There is no explicit preflow phase from source. It is included in the while and executed first and only once when the predicate P > 0 && v == s is true. Maybe this was done to shorten the code

Yes, I think that was done to compact the code. Due to the assignment wt[s] = Edge.M*G.V() at the beginning the source has enough "virtual" excess in order to fuel the preflow in the first iteration of the algorithm. If you wanted to do the same trick in your implementation, you would have to inflate the excess variable (that you calculate on the fly instead of storing it in an array like Sedgewick) during the first iteration, when you encounter the source node. But you don't have to do it that way, your explicit preflooding seems just fine and probably even makes things more readable.

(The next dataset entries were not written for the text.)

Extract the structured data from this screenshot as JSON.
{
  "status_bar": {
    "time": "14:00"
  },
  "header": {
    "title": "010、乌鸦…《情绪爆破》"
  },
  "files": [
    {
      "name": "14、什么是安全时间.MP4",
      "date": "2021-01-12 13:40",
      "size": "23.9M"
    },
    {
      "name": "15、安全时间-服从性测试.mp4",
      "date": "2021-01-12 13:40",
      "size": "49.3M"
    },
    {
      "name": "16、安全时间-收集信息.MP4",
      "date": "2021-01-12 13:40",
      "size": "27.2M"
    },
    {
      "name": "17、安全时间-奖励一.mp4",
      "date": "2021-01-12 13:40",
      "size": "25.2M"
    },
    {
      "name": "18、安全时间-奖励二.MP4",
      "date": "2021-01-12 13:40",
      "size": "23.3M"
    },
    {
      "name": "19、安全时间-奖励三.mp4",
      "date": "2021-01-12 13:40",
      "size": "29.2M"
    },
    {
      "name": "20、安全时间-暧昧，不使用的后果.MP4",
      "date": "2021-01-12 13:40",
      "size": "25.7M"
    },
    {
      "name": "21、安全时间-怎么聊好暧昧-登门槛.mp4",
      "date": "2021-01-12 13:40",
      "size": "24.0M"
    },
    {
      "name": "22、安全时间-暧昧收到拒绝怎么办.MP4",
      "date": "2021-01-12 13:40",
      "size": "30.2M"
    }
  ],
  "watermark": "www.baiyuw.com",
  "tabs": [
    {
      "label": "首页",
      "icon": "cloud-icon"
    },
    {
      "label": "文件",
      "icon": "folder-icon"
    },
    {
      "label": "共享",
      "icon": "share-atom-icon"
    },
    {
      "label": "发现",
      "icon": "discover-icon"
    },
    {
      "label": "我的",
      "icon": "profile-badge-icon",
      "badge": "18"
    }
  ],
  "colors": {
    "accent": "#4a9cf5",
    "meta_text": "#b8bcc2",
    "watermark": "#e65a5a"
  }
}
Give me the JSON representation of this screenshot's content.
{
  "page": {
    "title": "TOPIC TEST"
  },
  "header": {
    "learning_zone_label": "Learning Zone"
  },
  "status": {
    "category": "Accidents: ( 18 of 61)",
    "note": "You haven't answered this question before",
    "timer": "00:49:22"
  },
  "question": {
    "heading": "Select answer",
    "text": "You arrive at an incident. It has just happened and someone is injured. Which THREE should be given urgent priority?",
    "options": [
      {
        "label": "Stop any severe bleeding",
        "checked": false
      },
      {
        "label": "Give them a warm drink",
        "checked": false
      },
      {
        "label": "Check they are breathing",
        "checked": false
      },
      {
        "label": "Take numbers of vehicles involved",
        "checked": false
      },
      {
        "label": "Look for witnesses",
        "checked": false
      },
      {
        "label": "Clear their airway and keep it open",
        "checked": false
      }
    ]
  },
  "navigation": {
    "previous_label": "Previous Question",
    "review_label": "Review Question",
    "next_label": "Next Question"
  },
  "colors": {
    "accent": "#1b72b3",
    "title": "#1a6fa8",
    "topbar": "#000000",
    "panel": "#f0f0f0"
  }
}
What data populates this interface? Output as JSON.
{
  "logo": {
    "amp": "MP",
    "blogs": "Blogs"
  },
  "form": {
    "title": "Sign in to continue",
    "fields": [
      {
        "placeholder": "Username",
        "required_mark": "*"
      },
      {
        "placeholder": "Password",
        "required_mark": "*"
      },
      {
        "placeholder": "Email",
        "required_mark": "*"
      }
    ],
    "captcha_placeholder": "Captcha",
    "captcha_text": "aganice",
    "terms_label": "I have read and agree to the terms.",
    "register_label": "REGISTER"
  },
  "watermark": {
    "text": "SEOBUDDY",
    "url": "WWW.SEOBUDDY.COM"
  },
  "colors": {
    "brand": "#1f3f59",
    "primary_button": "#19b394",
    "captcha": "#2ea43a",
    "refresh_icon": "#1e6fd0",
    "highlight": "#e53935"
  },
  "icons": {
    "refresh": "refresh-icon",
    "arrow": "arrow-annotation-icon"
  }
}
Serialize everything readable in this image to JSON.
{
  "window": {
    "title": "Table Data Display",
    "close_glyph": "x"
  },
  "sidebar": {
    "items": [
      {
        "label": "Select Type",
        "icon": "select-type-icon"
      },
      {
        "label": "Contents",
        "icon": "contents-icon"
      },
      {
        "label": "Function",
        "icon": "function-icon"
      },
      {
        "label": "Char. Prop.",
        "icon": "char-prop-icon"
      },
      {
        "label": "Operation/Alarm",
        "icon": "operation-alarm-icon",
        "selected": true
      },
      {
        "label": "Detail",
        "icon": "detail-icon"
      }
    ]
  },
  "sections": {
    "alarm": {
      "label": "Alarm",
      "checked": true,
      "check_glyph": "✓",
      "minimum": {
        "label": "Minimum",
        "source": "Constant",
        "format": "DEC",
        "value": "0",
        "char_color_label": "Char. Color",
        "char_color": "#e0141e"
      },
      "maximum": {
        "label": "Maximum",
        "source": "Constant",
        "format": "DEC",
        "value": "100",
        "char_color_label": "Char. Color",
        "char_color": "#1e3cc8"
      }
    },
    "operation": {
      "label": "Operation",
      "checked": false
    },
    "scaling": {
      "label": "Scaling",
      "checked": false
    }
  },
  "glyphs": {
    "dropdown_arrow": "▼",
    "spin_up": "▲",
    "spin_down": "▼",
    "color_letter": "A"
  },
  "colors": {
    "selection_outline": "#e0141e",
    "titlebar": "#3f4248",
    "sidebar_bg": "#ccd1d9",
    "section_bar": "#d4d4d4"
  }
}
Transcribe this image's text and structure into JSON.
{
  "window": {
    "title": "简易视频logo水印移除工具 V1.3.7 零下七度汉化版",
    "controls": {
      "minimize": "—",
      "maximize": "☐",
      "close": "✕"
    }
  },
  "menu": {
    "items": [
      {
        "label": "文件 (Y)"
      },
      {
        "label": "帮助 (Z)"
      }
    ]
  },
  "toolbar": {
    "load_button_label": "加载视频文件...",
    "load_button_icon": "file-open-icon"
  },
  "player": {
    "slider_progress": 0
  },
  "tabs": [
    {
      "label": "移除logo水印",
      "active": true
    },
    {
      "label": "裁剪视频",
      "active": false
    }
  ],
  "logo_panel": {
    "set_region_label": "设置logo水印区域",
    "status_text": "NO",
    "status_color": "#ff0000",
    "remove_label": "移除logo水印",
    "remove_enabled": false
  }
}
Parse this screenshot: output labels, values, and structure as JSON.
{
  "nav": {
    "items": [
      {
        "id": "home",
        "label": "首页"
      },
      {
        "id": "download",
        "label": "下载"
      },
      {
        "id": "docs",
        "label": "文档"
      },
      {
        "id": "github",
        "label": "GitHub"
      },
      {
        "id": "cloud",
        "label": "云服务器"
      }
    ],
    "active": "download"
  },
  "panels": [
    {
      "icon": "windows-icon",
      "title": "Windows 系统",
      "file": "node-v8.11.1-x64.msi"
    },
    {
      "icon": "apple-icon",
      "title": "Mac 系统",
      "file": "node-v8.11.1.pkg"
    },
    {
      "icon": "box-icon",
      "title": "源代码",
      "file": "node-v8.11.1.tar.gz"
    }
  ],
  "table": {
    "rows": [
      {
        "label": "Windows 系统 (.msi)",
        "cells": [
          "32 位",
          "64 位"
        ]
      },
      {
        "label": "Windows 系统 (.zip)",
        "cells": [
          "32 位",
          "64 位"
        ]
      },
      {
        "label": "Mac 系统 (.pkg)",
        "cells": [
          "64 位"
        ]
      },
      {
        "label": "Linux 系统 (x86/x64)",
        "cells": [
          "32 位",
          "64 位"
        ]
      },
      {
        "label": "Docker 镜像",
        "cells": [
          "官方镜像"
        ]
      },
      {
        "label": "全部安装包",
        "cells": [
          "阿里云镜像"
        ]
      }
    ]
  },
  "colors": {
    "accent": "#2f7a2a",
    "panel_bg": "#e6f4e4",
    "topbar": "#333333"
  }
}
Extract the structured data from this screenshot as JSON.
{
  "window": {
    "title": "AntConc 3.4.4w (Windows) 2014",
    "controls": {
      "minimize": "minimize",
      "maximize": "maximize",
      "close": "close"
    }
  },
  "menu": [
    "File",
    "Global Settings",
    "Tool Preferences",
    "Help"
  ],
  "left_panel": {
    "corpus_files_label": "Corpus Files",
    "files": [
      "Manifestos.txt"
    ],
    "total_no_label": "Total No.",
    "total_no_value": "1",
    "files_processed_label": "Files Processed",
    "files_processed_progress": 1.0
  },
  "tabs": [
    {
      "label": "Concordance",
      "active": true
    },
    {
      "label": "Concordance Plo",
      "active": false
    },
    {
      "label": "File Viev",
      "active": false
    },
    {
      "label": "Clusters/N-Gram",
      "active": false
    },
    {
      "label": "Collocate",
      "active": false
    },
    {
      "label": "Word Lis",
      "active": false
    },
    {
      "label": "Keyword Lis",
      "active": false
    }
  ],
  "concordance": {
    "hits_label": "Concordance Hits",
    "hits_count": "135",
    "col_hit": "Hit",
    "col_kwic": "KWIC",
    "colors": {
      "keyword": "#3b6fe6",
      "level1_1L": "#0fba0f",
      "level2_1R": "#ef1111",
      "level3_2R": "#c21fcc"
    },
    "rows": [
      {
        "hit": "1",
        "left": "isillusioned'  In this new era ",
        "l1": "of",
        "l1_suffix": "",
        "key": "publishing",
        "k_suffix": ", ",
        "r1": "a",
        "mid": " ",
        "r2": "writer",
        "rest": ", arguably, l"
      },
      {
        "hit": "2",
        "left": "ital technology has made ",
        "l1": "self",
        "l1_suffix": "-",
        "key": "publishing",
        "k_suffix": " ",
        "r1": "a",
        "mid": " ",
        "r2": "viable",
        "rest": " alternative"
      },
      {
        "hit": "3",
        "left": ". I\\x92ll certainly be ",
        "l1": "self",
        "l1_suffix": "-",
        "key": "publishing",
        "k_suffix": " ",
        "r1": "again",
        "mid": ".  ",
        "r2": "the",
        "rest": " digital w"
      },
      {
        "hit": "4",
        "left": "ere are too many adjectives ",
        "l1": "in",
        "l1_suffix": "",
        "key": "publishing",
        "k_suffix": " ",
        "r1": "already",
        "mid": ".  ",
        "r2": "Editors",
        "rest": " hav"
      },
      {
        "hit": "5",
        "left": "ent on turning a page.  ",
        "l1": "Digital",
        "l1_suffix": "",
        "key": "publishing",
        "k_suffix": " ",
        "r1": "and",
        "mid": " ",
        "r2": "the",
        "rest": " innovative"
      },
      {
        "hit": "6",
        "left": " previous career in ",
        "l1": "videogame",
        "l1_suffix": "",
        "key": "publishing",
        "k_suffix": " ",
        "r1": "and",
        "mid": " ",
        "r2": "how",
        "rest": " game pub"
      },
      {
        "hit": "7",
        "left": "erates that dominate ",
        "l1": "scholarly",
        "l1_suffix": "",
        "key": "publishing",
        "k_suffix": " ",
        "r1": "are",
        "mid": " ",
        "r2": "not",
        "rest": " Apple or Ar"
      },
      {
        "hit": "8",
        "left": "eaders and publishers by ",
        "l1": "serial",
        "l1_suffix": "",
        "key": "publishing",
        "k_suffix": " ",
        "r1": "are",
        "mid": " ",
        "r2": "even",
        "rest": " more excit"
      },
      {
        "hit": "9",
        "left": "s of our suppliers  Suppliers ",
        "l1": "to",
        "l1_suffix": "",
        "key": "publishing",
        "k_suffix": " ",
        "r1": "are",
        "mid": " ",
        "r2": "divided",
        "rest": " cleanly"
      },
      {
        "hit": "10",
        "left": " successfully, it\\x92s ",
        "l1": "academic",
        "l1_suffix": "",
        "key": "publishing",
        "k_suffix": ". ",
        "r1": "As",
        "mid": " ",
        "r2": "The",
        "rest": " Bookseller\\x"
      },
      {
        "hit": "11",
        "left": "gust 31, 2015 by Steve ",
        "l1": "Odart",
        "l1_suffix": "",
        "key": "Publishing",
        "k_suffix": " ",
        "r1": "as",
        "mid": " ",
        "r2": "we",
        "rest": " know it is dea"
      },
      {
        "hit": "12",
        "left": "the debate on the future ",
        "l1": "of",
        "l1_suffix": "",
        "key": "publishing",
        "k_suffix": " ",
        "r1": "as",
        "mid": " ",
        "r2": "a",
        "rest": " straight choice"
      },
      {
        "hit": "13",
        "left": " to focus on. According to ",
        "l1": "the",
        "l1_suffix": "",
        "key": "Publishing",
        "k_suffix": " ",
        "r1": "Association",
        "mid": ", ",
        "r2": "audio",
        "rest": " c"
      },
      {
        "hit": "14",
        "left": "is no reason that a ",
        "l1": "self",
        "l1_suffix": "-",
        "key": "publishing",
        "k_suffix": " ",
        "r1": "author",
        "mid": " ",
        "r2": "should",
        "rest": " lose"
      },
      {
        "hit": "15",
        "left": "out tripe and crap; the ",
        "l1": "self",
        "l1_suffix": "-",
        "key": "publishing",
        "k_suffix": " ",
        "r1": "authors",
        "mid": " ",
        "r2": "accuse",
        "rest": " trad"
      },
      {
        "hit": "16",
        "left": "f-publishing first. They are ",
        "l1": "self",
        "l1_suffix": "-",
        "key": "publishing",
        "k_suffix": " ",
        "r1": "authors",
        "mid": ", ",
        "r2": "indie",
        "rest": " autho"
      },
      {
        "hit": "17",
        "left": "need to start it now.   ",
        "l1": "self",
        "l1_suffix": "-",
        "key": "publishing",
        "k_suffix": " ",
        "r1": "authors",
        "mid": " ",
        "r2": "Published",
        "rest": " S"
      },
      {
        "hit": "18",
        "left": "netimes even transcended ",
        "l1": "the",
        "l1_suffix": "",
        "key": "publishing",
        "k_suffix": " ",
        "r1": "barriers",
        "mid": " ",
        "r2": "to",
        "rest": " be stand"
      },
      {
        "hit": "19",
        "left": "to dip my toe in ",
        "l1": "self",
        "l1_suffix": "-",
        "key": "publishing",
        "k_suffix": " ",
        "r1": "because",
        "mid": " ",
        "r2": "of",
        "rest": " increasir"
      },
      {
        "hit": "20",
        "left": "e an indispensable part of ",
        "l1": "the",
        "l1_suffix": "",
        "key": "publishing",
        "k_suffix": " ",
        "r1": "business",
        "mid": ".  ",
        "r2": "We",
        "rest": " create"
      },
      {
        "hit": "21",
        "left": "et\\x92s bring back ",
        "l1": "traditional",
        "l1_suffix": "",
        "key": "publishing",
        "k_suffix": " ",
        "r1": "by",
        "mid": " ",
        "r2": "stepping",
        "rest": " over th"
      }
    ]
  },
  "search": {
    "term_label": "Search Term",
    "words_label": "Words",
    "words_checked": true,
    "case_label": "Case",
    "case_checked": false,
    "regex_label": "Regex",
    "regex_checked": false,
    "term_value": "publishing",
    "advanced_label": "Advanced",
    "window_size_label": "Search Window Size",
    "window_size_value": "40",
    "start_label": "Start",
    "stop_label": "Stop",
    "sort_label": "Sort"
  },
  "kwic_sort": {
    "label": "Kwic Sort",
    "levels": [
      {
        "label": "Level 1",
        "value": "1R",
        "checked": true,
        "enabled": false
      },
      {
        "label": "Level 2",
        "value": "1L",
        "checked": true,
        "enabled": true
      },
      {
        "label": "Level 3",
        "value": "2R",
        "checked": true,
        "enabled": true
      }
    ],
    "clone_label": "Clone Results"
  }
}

I also suspect that in the condition P > 0 && v == s || h[v] == h[w]+1 the implicit operator precedence (P > 0 && v == s) || h[v] == h[w]+1 was not intended. The way it is written, the check P > 0 is only performed for the source case. Not checking it in the other cases won't hurt because executing the body with P == 0 will just push a 0 excess to other nodes (which doesn't do anything) and unnecessarily add those other nodes to the queue, just for them being removed again immediately. I've seen that you implemented it the same way. That's OK, even though a slight waste of computational time. Probably P > 0 && (v == s || h[v] == h[w]+1) was really intended.

Sink in the queue

According to my understanding, and discourse of the book, the sink never enters the queue. However, when the height is increased, the code checks that v != t. Any reason for this?

I agree, this is weird. The only way the sink can enter the queue is by being the source at the same time (in a graph with only one node and no edges). However, in that case the condition v != s already avoids the infinite loop, no extra condition necessary.

Wrong results

After execution, the resulting flow is as follows [...] With this flow, the flow value is 8, but the maximum is 9

Initial heights

You are getting wrong results because your initial heights are wrong. I cannot compare Sedgewick's initialization code with yours because your post doesn't specify either. But I learn from your log file that you are starting with a height of 3 for source. That is clearly against the conditions for height functions: The source has to start out with a height equal to the number of nodes in your graph and will keep it during the whole algorithm.

In your case the height of source is too close to the height of its downstream neighbors. This causes the downstream neighbors to push some flow back to the source quite soon, before trying hard enough to let it flow further downstream. They are supposed to do that only if there is no way to let it flow down to the sink.

Broken graph?

What further concerns me is that the edge [4104 -> 1] seems to disappear. While it is mentioned during the processing of the node 4104, it never shows up during the processing of the node 1. All other incoming edges are mentioned, be it with regard to "not eligible", "pushing" or "reducing". I'd expect it to appear as one of the three types, just like the others. But then again, I don't know where exactly you put those logging statements. Still, it leaves a bit of a concern and I thought I'd mention it in case you still have trouble after fixing your heights.